Follower replica is considered out of sync
- If it has not sent any fetch requests within the configured value of replica.lag.time.max.ms. This can happen when the follower is down or it is stuck due to GC pauses or it is not able to communicate to the leader replica within that duration.
- If it has not consumed up to the leader’s log-end-offset within replica.lag.time.max.ms. This can happen with new replicas that start fetching messages from leader or replicas which are kind of slow in processing the fetched messages.
replica.fetch.wait.max.ms property represents wait time for each fetch request to be processed by the leader. This property value should be less than the replica.lag.time.max.ms to prevent frequent shrinking of ISR. So, follower always tries its best to avoid going out of sync by sending frequent fetch requests within replica.lag.time.max.ms.

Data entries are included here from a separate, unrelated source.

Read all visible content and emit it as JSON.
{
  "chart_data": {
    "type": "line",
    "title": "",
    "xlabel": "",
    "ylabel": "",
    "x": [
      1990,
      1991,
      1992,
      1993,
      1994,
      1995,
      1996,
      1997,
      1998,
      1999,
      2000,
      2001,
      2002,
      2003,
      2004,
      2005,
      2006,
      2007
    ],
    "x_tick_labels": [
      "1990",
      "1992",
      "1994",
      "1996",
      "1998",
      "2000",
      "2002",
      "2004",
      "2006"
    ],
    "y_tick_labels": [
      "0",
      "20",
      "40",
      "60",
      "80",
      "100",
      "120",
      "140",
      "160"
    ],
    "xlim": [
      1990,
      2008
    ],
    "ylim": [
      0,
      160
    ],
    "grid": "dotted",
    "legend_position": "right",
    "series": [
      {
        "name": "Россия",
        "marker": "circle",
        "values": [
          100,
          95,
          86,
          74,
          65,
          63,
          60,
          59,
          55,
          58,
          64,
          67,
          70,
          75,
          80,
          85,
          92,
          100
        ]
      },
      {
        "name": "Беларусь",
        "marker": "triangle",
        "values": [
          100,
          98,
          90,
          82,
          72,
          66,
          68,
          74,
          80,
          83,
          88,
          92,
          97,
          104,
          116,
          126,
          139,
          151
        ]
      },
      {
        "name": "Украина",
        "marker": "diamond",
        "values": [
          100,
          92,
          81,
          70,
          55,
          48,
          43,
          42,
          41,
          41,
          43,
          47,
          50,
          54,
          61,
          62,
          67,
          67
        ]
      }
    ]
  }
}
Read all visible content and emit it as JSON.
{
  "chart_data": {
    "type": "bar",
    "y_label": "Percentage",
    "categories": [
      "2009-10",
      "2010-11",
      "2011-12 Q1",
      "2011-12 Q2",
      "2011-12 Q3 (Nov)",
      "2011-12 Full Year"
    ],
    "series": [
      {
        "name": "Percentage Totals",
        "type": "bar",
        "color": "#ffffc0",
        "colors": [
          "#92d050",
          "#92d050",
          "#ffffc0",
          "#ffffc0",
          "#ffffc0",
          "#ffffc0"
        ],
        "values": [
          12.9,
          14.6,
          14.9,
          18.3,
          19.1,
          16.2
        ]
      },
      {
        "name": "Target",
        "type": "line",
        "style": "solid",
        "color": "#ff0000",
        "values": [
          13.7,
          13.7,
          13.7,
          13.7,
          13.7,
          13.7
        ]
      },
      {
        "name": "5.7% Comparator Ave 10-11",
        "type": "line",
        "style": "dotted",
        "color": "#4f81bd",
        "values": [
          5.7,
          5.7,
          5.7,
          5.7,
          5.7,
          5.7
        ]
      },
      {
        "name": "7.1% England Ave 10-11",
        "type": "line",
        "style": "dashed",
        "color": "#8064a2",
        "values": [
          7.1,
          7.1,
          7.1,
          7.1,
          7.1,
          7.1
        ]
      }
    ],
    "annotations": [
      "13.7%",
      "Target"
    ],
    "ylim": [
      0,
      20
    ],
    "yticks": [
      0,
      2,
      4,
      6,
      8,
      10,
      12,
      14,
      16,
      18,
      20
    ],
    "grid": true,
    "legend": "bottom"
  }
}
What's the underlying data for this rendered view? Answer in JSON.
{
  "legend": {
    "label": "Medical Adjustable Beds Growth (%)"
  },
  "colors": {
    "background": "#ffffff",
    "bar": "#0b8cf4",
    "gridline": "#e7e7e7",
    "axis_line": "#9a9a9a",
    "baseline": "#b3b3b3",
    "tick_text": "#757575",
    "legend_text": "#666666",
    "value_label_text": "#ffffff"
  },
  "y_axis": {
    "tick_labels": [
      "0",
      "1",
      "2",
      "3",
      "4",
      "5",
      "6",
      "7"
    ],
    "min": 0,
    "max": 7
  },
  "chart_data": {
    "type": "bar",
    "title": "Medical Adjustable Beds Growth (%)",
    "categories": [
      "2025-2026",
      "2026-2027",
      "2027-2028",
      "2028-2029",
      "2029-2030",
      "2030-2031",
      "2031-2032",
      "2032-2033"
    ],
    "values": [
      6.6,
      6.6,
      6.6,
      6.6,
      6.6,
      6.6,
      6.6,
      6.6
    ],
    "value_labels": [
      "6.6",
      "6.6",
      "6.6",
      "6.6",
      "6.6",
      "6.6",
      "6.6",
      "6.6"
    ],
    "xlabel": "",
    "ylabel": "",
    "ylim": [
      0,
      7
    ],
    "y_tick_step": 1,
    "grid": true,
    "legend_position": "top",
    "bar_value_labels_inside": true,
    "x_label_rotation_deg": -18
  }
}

But we found an issue of partitions going offline even though follower replicas try their best to fetch from the leader replica. Sometimes, the leader replica may take time to process the fetch requests while reading logs, it makes follower replicas out of sync even though followers send fetch requests within replica.lag.time.max.ms duration. It may even lead to offline partitions when in-sync replicas go below min.insync.replicas count. We observed this behavior multiple times in our clusters and making partitions offline.
Proposed Changes
One way to address this issue is to have the below constraints to consider replicas insync
- Fetch requests are added as pending requests before reading the logs if the fetch request’s message-offset >= leader’s LEO when the earlier fetch request is served. This replica is always considered to be insync as long as there are pending requests. This constraint will guard the follower replica not to go out of sync when a leader has some intermittent issues in processing fetch requests(especially read logs). This will make the partition online even if the current leader is stopped as one of the other insync replicas can be chosen as a leader.

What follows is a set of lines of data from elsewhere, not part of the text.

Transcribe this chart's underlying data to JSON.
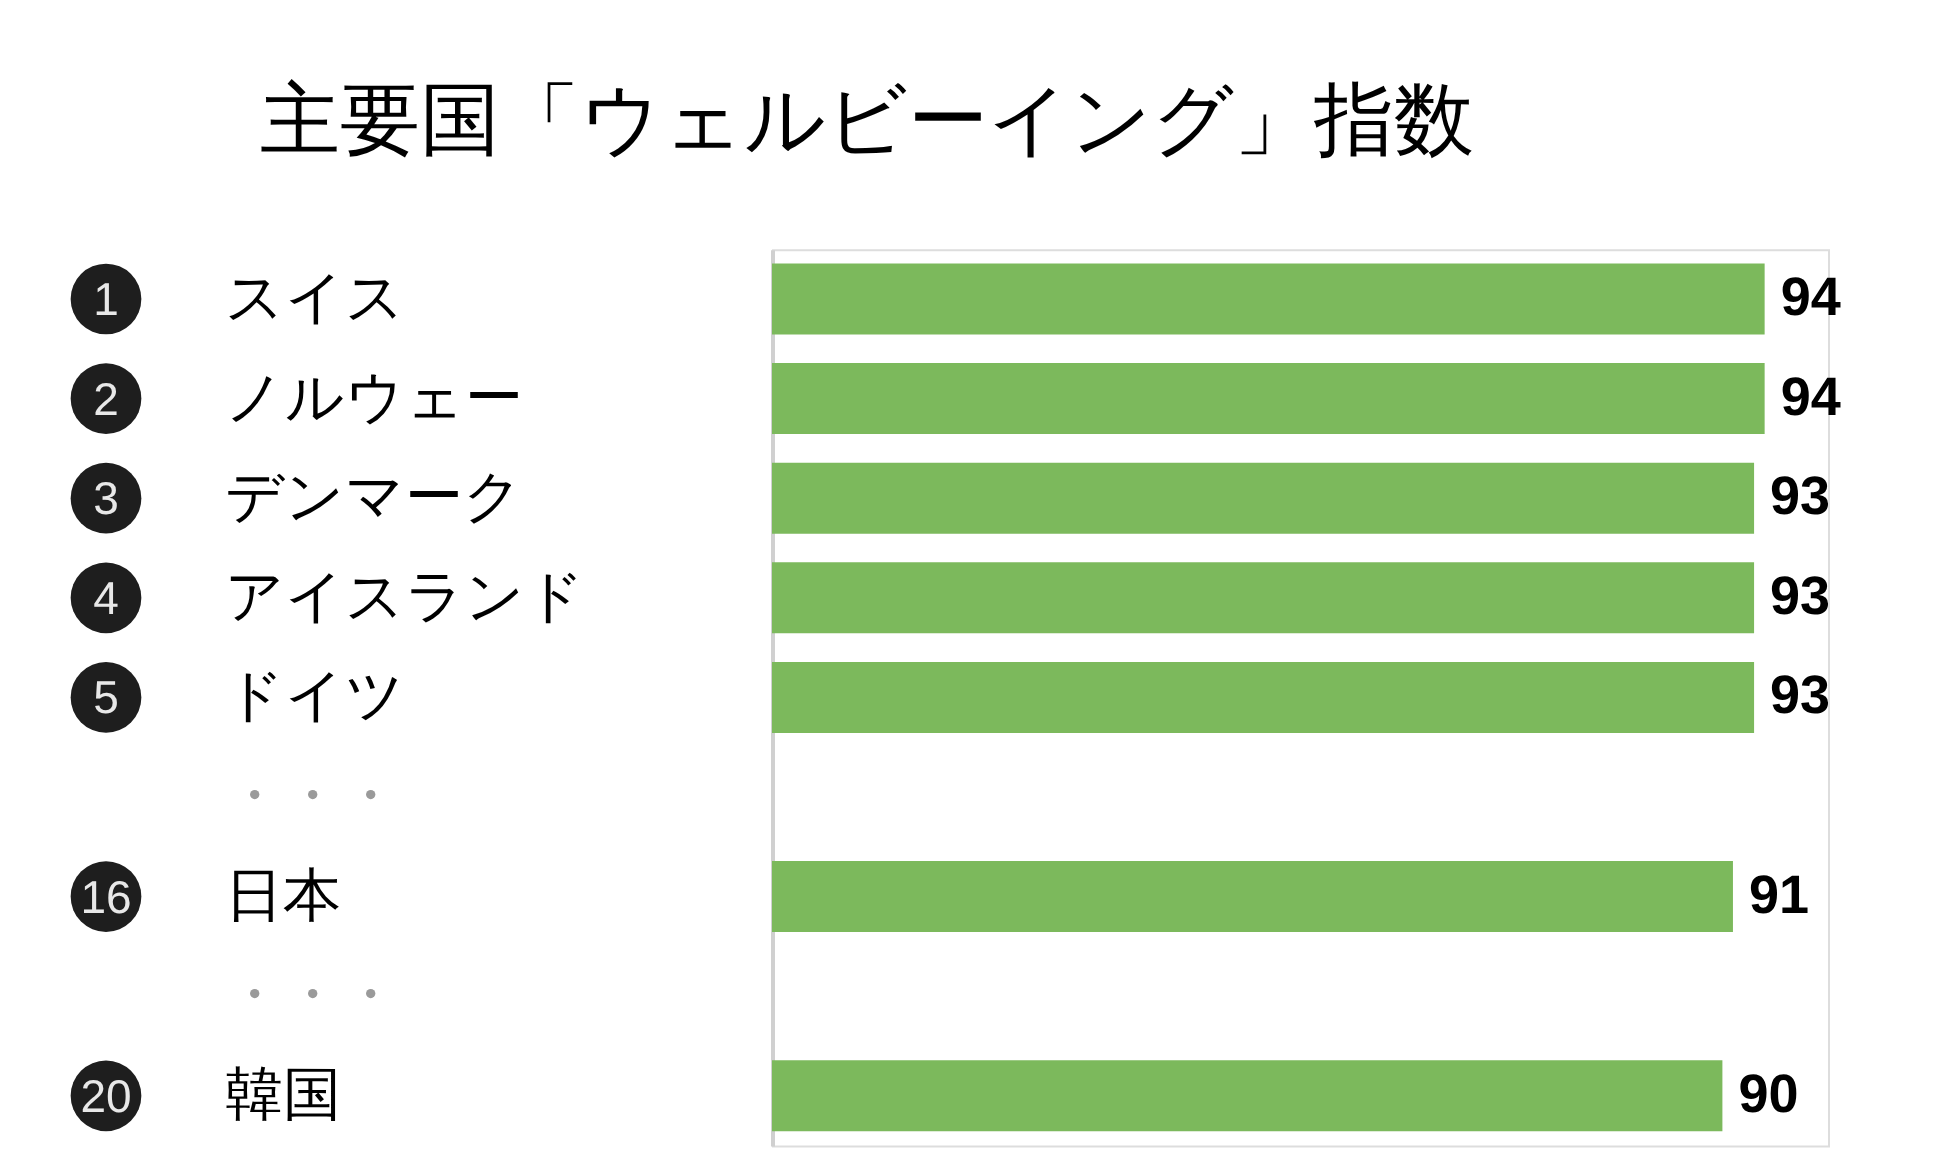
{
  "chart_data": {
    "type": "bar",
    "title": "主要国「ウェルビーイング」指数",
    "orientation": "horizontal",
    "categories": [
      "スイス",
      "ノルウェー",
      "デンマーク",
      "アイスランド",
      "ドイツ",
      "・・・",
      "日本",
      "・・・",
      "韓国"
    ],
    "values": [
      94,
      94,
      93,
      93,
      93,
      null,
      91,
      null,
      90
    ],
    "color": "#7cb95c",
    "xlim": [
      0,
      100
    ],
    "tick_labels": "y",
    "data_labels": true,
    "annotations": [
      "1",
      "2",
      "3",
      "4",
      "5",
      "16",
      "20"
    ]
  }
}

- Replica’s `lastCaughtUptime` is updated with the current time instead of the fetch time in `Replica#updateFetchState` if the fetch request processing time is >= replica.lag.time.max.ms * replica.read.time.insync.factor and fetch-offset >= leader’s LEO when the earlier fetch request is served
This feature can be enabled by setting the property “follower.fetch.reads.insync.enable” to true. The default value will be set as false to give backward compatibility.
Public Interfaces
'follower.fetch.reads.insync.enable'
This property allows setting fetch time of a follower replica as the current time instead of fetch time if it spends more time in processing the fetch requests which have fetch-offset >= LEO at the earlier fetch request. The default value is false.
'replica.read.time.insync.factor'
This is the factor that will be taken into account to set lastCaughtupTime of a replica as the time after the request is processed instead of the time before the fetch request is processed. The default value is 0.5.
Compatibility, Deprecation, and Migration Plan
This change is backwards compatible with previous versions.
Rejected Alternatives
- Whenever leader partition throws errors or not able to process the requests within a specific time (atleast replica.lag.time.max.ms) then it should relinquish its leadership and allow another in-sync replica as the leader. But this may cause ISR thrashing when there are intermittent issues in processing the follower fetch requests.
- replica.max.lag.offsets can be reintroduced that will allow the follower replica to be insync even though its fetch requests are not being served within the expected interval.